Can CORS replace authentication?

No. CORS controls whether browser JavaScript may read a cross-origin response. The endpoint still needs its own authentication, authorization, CSRF protection where relevant, and server-side origin allowlist logic.

Why is wildcard ACAO flagged with credentials?

Credentialed browser requests require a stricter response. If Access-Control-Allow-Credentials is true, the response should name one trusted origin instead of *. The checker reports this as Wildcard origin with credentials.

Why does Vary: Origin matter?

When ACAO changes based on the request Origin, Vary: Origin tells caches that the response can differ for different origins. With Require Vary: Origin for specific ACAO enabled, a specific ACAO without that token becomes a cache behavior finding.

Why did the checker ignore some lines?

Only Header-Name: value lines become header evidence. HTTP status lines, blank lines, and malformed lines are skipped. Fix missing colons or remove pasted body text when Input review reports ignored lines.

Does a low score prove the endpoint is safe?

No. Low - 0/100 means the pasted sample matched the checked CORS rules under the current settings. It does not test business authorization, deployed route coverage, CSRF controls, or every response variant.
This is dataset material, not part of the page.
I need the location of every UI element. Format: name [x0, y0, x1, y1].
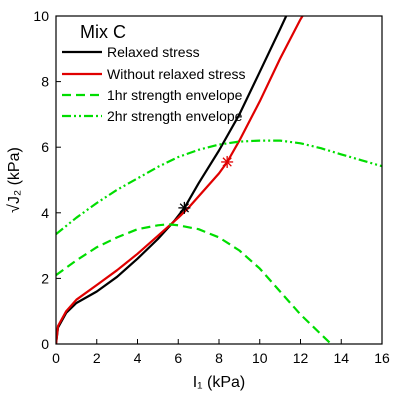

Does the checker need response bodies?

No. Paste response headers only. Request bodies, response bodies, cookies, bearer tokens, and user data are not needed for the CORS risk review.

Glossary:

Origin: The scheme, host, and port that identify where browser JavaScript is running, such as https://app.example.com.
ACAO: Short for Access-Control-Allow-Origin, the response header that names which origin may read the response.
ACAC: Short for Access-Control-Allow-Credentials, the response header that opts into exposing credentialed responses when other CORS rules pass.
Vary: Origin: A cache signal that tells shared caches the response can change based on the request Origin.
Preflight: An OPTIONS request browsers send before some cross-origin requests to ask which methods and headers are allowed.
Exposed headers: Response headers named by Access-Control-Expose-Headers so browser JavaScript may read them.
Private Network Access: A browser protection that adds preflight checks before less-private websites access more-private network resources.

References:

Fetch Standard, CORS protocol and credentials, WHATWG.
Cross-Origin Resource Sharing (CORS), MDN Web Docs.
Access-Control-Allow-Origin header, MDN Web Docs, November 21, 2025.
Private Network Access: introducing preflights, Chrome for Developers, July 7, 2022.